那个年代,公社没有汽车,乡间道路状况极差。我骑着一辆全身稀里哗啦、破旧得没人用的自行车,在崎岖的山路上奔波。每天行程几十里路,破自行车把大腿根磨破了,我就步行,脚底也磨起了泡。不怕风餐露宿,不怕深山荒凉,有时赶夜路,风声萧萧,前后只有影子和我,不免紧张,我就衣兜里装两块石头,不知不觉,走得汗水淋淋。

虽然辛苦,但我乐此不疲。一个人在山麓上奔走,常常默念着毛主席语录“无数革命先烈为了人民的利益,牺牲了他们的生命,使我们每个活着的人想起他们就心里难过,难道我们还有什么个人利益不能牺牲,还有什么错误不能抛弃吗?”

上坡推车,有时还要扛车,只能在下坡时骑车。这车是“全自动”,没有闸,下坡很危险。终于我被野性的破车重重地摔伤,半天不能动弹。至今胳膊上还留有伤痕。    

我几乎走遍了当年区武工队曾经活动的地方,兴城县、锦西县西部山区几个公社差不多都跑遍了。走访了上百人,有记录的谈话的就有二十多人。    

   目睹事件的老乡、区小队的成员,以及和他并肩作战的于区长,主要描绘的是那场战斗的经过和武工队与乡亲们同心相连的情景,我听到了他们对区委书记的评价。在于区长的家里,满头白发的于区长坐在炕上,老泪纵横地跟我描述了那天黎明前的激战。他抹去眼泪告诉我:“后来找到了出卖区武工队情报的叛徒,是我把他一枪毙了!”些许的安抚,并没有达到我的目的。于区长也不知道区委书记的家乡在哪里。他只是说,:“他不是辽宁人,听口音像是关内河北青龙、迁安一带的。”虽然没弄清烈士的老家在何处,至少,他的事迹很生动,很鼓舞人。对关键人的访问我都详实地留下笔记。    
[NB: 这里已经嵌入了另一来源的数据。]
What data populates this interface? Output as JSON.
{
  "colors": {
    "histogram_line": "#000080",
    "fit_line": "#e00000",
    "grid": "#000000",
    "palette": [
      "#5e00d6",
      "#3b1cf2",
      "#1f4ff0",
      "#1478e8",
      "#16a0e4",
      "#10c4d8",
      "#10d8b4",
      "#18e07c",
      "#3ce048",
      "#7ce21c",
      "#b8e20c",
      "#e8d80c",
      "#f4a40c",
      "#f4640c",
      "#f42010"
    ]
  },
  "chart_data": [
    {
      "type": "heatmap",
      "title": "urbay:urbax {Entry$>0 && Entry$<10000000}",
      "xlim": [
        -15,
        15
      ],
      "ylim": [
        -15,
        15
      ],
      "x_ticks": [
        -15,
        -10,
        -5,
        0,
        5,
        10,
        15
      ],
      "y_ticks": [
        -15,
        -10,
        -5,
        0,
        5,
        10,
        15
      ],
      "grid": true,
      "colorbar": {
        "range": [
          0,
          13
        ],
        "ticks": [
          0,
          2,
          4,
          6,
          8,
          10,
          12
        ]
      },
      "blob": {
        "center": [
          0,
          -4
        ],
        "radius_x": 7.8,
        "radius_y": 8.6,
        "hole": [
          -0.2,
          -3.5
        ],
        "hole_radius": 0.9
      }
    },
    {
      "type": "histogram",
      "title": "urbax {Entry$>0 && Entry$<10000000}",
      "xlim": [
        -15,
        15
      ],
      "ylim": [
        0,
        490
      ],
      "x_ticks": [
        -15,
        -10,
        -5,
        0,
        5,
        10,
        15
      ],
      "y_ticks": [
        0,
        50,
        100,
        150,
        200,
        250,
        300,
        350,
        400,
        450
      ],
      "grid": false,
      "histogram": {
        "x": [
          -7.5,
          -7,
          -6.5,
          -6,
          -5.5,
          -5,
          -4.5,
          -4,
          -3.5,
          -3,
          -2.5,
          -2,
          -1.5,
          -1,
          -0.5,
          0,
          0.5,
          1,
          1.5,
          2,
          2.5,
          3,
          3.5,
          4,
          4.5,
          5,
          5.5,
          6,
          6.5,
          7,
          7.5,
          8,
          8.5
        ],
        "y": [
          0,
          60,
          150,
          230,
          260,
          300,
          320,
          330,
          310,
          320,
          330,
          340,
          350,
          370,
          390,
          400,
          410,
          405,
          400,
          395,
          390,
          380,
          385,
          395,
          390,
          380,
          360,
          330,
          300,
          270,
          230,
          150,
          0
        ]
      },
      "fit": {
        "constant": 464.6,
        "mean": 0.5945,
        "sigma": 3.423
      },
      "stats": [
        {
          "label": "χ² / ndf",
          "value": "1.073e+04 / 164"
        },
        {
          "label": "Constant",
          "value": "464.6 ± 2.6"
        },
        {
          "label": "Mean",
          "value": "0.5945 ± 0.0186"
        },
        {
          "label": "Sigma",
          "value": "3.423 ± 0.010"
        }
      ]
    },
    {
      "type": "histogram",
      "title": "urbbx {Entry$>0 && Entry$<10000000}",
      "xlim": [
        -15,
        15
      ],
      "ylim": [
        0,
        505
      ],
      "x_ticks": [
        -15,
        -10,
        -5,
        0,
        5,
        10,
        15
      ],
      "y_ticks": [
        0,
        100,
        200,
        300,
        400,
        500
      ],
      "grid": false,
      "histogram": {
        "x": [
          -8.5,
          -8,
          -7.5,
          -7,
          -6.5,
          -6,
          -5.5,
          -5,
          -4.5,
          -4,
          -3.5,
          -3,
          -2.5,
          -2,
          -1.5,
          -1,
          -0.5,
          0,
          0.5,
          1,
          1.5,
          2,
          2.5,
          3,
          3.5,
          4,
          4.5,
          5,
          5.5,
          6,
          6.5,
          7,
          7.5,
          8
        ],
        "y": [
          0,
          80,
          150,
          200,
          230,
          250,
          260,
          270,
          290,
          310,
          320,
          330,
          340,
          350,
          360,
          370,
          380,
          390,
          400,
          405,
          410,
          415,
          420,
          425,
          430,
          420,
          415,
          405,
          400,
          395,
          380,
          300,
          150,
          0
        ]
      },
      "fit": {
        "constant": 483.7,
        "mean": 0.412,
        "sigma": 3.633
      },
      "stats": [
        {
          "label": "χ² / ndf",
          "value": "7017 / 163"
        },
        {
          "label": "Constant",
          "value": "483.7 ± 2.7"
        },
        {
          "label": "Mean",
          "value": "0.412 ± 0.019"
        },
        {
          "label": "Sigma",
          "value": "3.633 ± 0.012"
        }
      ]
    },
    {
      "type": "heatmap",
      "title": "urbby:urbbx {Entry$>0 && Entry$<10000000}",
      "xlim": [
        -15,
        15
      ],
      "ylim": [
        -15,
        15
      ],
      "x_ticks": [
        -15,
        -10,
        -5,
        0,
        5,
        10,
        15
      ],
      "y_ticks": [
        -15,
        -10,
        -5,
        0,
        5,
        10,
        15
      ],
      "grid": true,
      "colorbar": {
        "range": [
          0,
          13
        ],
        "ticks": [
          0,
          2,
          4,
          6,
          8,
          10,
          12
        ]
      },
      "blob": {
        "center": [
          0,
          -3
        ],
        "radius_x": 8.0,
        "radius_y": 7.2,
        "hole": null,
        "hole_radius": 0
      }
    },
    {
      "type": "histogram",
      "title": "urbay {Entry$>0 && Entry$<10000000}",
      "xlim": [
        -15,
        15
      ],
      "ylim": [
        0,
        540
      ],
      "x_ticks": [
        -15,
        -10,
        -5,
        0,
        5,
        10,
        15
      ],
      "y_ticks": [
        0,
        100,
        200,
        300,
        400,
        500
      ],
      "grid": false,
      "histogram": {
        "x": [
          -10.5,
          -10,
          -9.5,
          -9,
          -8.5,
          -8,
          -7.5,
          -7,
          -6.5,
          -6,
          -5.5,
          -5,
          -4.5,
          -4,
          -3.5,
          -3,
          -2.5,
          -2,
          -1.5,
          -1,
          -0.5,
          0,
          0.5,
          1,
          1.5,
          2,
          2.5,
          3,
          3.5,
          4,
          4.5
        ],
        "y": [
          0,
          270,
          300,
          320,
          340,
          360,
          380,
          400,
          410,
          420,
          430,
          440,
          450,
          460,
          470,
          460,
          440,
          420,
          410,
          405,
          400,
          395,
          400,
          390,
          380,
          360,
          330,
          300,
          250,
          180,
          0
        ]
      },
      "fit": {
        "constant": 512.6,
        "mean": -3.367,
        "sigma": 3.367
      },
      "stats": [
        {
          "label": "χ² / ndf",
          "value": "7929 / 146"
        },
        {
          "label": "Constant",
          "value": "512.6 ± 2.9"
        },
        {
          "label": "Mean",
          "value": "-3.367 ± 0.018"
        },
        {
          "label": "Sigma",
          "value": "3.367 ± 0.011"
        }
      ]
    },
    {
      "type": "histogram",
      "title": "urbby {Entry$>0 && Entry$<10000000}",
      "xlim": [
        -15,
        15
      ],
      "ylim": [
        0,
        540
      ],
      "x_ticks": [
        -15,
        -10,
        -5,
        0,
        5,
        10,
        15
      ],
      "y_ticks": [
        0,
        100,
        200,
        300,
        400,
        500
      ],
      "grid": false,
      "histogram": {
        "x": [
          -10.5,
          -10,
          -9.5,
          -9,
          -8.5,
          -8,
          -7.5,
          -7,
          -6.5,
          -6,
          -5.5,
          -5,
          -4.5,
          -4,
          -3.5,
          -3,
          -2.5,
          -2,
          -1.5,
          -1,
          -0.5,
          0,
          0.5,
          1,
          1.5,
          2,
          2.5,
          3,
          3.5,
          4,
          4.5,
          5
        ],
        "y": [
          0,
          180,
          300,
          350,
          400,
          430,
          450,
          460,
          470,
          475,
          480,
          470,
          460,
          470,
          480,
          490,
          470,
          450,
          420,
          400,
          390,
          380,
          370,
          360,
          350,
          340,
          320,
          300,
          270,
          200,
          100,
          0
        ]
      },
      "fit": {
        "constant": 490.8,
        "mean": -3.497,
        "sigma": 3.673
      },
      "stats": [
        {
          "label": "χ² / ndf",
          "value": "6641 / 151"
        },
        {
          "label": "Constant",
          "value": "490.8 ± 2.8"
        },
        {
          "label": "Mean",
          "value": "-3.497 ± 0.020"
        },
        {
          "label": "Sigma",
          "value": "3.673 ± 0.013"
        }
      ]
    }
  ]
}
半个月的时间很快就过去了,我必须到新单位报到。临行前,我把写得清清楚楚的调查报告复写了三份,与相关资料一起交给了当地领导,期望有人到青龙、迁安继续调查。    

第二年,我给公社写信询问是否有人接着调查,没有回音。过了几年,给县里写信,也没有回音。过了十年,再写信,过了二十年,又写信,甚至萌生请假跨省去搞调查的念头。但是这时我担当一所中学的校长工作,实在无法离开岗位去做这件事。    

退休之后,我很想再去调查,但是年龄大了,身体不好,体力难以承担奔波之事。突然有一天,我想到了网络,查到兴城市的网站赶紧注册,把一篇《大山深处的那座荒坟》发到这个网站。 
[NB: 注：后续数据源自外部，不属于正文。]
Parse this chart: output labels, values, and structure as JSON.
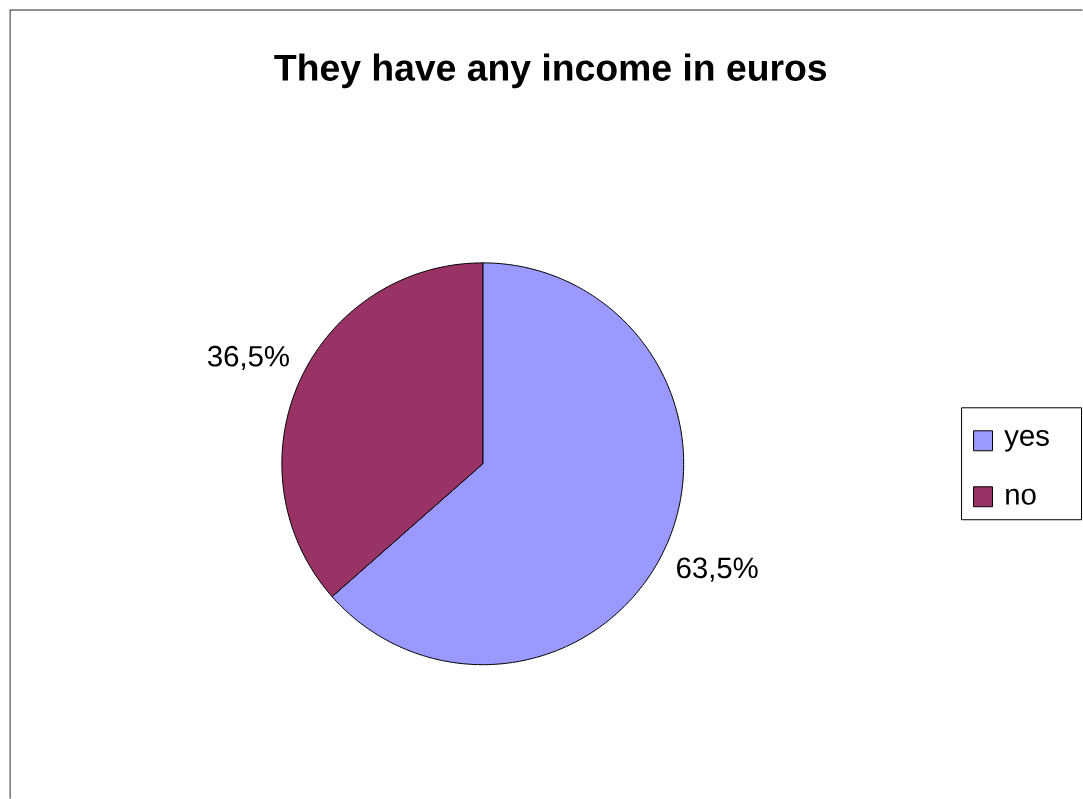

2013年的清明节前夕,一天下午,承德市教育局人事科的小李打来电话:“您是杨帆校长吗?您曾经在辽宁兴城工作吗?兴城市委办公室在寻找您。我找了关阔老先生,找了报社的王海琦,才找到您的电话。您快给兴城市委回个电话吧……”     

我隐约猜到与刘国华烈士有关,迫不及待地给兴城市委办公室打电话。电话那一头一位姓雷的女同志也难抑兴奋:“可找到您了,您快跟市委宣传部石瑞良副部长联系。”     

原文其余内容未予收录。